I think this one is a jewel spot? I was looking in the cichlid library and I think he matches the picture pretty well. But I'm not sure, I'm certainly no expert. About 4"


----------



## noki (Jun 13, 2003)

Seem like nice Mbuna.
1. Labidochromis "Hongi" seems male

2. Labidochromis "Perlmutt" seems male

3. This fish is very difficult since it shows no color. Never shows any bars? Elongatus or Cynotilapia. Dozens of similar types.
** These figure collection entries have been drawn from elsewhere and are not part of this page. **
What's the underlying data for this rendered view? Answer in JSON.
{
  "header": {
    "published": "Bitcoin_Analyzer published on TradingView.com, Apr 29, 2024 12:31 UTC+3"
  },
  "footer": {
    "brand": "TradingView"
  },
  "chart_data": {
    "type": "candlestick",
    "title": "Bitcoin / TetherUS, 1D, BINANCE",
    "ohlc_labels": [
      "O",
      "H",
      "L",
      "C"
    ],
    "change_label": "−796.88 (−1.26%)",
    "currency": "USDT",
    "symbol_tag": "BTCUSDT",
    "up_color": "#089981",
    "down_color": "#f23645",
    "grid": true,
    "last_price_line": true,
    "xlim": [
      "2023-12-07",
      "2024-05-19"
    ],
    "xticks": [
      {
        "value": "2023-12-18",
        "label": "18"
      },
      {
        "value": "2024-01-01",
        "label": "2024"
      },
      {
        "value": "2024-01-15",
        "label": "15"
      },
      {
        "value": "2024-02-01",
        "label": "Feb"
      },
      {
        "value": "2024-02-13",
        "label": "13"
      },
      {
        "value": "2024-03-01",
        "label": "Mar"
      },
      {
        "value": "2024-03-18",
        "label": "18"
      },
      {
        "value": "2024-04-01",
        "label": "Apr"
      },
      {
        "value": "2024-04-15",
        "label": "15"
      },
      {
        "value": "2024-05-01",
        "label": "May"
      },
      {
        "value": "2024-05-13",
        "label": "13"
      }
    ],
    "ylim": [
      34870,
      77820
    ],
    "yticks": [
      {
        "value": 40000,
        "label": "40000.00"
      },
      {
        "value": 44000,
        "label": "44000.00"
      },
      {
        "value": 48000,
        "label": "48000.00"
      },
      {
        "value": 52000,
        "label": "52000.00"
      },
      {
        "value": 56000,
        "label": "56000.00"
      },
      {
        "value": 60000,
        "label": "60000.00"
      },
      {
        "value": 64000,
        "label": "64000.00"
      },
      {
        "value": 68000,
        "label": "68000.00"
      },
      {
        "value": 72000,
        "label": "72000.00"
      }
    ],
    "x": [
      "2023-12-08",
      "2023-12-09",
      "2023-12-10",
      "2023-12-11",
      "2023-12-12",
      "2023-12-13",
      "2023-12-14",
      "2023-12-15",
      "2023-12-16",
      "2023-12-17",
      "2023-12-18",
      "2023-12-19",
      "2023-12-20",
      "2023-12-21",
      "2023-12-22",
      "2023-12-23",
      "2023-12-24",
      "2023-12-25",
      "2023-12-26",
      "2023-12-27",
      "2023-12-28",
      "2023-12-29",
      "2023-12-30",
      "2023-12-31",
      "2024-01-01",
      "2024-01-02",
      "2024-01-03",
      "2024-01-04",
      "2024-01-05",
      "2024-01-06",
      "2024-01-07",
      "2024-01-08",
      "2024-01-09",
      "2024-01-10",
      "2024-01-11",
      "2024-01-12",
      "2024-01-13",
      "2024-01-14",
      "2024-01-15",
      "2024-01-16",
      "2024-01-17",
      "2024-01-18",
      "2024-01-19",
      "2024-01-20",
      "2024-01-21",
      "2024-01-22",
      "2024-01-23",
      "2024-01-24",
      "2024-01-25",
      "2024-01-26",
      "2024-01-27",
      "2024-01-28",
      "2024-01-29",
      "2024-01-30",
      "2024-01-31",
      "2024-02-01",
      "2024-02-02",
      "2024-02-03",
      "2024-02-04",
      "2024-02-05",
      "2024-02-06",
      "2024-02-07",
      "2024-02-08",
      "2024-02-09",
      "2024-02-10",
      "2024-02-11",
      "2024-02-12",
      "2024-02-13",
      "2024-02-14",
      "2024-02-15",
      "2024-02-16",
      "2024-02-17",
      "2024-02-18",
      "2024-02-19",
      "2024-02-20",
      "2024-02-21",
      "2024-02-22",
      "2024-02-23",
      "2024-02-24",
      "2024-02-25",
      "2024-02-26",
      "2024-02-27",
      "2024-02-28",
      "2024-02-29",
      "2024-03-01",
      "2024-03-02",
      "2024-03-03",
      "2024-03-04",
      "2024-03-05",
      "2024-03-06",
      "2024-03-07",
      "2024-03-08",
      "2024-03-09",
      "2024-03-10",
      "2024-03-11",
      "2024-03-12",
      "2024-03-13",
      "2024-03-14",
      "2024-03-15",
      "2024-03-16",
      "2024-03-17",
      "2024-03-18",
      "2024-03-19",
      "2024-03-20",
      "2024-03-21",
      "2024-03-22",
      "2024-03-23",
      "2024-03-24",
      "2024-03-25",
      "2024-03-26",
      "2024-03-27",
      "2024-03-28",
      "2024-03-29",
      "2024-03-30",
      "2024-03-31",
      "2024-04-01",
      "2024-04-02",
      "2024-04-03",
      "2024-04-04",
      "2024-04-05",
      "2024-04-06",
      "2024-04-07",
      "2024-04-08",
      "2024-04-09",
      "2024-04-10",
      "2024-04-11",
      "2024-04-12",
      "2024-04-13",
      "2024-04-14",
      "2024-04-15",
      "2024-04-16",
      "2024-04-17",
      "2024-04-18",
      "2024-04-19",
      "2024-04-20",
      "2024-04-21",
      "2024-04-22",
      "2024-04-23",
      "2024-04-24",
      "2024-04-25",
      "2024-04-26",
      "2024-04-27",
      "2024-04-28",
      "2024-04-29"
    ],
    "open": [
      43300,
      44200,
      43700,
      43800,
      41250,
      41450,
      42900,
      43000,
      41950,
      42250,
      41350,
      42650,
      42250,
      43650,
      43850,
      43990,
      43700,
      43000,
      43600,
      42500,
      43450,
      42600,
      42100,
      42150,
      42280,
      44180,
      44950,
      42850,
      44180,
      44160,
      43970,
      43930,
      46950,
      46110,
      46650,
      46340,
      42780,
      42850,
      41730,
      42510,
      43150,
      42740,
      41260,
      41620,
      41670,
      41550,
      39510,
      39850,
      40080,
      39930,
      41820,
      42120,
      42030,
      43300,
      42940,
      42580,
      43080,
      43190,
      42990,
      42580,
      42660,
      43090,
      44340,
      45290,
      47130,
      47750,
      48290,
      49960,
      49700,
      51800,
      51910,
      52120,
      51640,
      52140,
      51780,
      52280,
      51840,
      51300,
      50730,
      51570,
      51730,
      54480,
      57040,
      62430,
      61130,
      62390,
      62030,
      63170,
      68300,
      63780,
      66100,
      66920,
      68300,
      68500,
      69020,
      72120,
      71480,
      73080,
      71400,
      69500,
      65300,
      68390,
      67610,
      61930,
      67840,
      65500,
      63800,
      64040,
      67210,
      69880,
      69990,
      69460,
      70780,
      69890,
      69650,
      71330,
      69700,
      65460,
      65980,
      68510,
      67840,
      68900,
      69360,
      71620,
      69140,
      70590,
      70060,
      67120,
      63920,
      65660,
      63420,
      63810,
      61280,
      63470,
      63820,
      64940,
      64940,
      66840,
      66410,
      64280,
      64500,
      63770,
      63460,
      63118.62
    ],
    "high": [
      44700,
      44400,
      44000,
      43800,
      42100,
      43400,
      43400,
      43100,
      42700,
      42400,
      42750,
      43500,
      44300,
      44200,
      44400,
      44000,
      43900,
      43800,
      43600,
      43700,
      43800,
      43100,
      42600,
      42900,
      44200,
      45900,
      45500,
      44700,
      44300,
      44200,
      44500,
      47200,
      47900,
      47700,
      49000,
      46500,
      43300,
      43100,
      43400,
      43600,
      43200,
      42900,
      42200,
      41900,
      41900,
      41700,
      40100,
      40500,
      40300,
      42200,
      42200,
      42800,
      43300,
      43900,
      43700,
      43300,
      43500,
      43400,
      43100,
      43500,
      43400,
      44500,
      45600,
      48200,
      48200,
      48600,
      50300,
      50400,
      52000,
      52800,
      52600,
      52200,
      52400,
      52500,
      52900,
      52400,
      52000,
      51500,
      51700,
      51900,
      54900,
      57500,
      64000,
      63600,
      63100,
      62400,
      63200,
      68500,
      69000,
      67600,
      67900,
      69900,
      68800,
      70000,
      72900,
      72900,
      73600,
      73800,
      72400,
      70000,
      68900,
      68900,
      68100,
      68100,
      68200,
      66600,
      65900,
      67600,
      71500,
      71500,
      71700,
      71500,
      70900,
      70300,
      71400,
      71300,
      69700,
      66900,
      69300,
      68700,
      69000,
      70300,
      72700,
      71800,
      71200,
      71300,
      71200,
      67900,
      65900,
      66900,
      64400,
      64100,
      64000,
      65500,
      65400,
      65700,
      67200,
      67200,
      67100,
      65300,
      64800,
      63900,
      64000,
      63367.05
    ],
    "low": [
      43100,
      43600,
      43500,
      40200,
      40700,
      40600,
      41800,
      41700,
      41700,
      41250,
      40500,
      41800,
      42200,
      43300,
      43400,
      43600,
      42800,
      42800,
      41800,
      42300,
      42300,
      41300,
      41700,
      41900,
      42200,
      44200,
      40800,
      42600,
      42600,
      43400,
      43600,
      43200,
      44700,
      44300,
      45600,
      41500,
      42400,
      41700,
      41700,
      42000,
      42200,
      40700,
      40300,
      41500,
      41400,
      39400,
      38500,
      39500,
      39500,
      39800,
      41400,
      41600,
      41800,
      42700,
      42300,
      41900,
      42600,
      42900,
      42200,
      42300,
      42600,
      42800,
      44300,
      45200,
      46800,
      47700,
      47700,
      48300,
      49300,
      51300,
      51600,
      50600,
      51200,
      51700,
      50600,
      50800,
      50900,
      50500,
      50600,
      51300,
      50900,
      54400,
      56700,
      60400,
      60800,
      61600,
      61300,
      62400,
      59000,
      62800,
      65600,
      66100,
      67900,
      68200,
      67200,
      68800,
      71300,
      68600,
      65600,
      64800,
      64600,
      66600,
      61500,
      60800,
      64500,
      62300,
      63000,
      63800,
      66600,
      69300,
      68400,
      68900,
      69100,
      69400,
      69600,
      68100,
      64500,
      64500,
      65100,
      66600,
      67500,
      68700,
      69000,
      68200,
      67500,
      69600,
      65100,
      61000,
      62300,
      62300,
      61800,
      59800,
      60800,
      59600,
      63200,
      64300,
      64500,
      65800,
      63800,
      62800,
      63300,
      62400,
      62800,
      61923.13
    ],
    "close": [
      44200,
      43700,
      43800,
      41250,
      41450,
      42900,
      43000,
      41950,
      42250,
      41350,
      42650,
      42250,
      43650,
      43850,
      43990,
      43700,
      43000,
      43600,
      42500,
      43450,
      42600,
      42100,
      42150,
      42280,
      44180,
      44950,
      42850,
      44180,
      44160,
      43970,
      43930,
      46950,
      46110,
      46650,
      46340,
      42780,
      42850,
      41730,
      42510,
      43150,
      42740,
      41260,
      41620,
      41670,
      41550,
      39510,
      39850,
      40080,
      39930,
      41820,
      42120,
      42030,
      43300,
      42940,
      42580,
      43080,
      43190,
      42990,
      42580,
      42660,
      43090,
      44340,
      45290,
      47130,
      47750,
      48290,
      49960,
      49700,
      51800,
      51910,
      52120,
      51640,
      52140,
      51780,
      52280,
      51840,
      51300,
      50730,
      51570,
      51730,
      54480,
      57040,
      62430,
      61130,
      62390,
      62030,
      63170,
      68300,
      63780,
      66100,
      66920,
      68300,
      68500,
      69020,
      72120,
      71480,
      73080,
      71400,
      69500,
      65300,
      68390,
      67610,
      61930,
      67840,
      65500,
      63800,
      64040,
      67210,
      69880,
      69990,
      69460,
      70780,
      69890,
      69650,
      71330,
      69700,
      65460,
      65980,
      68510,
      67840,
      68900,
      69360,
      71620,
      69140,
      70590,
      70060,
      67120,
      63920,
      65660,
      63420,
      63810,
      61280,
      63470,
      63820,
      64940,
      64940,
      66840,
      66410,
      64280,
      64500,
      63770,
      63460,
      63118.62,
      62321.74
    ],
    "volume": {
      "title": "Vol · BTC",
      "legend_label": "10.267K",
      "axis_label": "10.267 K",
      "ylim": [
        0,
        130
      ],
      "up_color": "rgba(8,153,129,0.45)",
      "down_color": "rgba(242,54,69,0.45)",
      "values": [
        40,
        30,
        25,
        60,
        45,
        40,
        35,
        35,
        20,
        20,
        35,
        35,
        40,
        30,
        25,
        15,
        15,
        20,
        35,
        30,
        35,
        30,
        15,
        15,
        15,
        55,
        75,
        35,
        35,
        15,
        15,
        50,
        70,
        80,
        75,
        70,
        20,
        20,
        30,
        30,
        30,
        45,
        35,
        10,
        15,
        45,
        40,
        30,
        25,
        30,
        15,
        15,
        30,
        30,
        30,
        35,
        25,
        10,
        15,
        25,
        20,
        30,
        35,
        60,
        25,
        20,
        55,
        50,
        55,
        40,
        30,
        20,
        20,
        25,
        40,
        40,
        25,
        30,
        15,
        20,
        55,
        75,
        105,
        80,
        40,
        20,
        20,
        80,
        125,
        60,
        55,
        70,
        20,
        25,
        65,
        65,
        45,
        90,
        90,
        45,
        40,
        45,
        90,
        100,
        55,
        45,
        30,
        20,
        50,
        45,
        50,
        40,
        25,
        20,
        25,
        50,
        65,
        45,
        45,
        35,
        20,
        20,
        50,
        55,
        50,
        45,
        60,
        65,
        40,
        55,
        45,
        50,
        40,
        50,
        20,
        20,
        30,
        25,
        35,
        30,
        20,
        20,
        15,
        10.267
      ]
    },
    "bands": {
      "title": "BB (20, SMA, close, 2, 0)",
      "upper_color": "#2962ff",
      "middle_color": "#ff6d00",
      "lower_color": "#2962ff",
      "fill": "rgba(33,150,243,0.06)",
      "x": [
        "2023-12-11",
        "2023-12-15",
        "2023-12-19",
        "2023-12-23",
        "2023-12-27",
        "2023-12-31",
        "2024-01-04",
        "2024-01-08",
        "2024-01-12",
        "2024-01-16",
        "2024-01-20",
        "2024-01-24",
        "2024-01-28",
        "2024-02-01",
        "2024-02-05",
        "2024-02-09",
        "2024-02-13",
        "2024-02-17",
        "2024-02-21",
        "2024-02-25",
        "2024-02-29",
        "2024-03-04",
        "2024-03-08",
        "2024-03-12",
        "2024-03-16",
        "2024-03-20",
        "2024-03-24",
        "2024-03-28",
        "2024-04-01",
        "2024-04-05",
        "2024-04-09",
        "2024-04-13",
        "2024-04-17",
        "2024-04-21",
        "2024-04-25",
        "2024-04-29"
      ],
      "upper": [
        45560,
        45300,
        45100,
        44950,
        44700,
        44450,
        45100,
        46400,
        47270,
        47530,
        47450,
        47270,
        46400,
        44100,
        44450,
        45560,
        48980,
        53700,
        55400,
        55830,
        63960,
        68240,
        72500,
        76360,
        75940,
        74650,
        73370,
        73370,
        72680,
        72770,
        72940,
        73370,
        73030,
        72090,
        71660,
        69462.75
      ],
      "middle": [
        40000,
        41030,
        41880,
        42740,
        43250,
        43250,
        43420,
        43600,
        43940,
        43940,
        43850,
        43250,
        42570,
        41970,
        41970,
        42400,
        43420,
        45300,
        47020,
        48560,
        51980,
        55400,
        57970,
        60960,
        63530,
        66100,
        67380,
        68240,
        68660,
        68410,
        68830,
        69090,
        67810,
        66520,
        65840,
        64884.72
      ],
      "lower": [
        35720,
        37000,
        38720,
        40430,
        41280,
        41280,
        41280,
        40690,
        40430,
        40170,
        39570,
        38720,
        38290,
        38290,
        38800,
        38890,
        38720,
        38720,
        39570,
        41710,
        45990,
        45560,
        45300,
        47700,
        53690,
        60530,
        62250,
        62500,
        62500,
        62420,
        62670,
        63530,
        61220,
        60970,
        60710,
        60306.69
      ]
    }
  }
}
4. Pseudotropheus (Melanochromis prev.) interruptus, a "Johanni" type. male.


----------



## ferrah182 (Jan 31, 2014)

#3 Yes I did see some bars on him when I fed them tonight. Looks like he has 4 or five on each side.


----------



## ferrah182 (Jan 31, 2014)

Thanks so much for ID-ing the others, its nice to know what I'm dealing with here!
I got a couple more photos of #3. Doesn't like to show color often, but this is as colored as I could get a photo of:


----------



## nmcichlid-aholic (Mar 23, 2011)

This last one looks a lot like a young Cynotilapia sp. "Lion" (Lion's Cove) - http://www.cichlid-forum.com/profiles/species.php?id=698. I used to have one of these guys in my all-male tank, and when he was submissive he looked almost identical. Yours is a little more elongate than mine was, but he might get a little more stocky with age. He was awesome when he was strutting his stuff, though - which he did a lot. He was all show, though, and never started any real fights. Here's a pic of him -


----------



## ferrah182 (Jan 31, 2014)

I think you are right, he's really started showing his colors the last couple of days and looks a lot like your guy. Though I probably will never know what he is 100% for sure without knowing where he came from and who bred him. Now I have to figure out what to do with them, thanks!


----------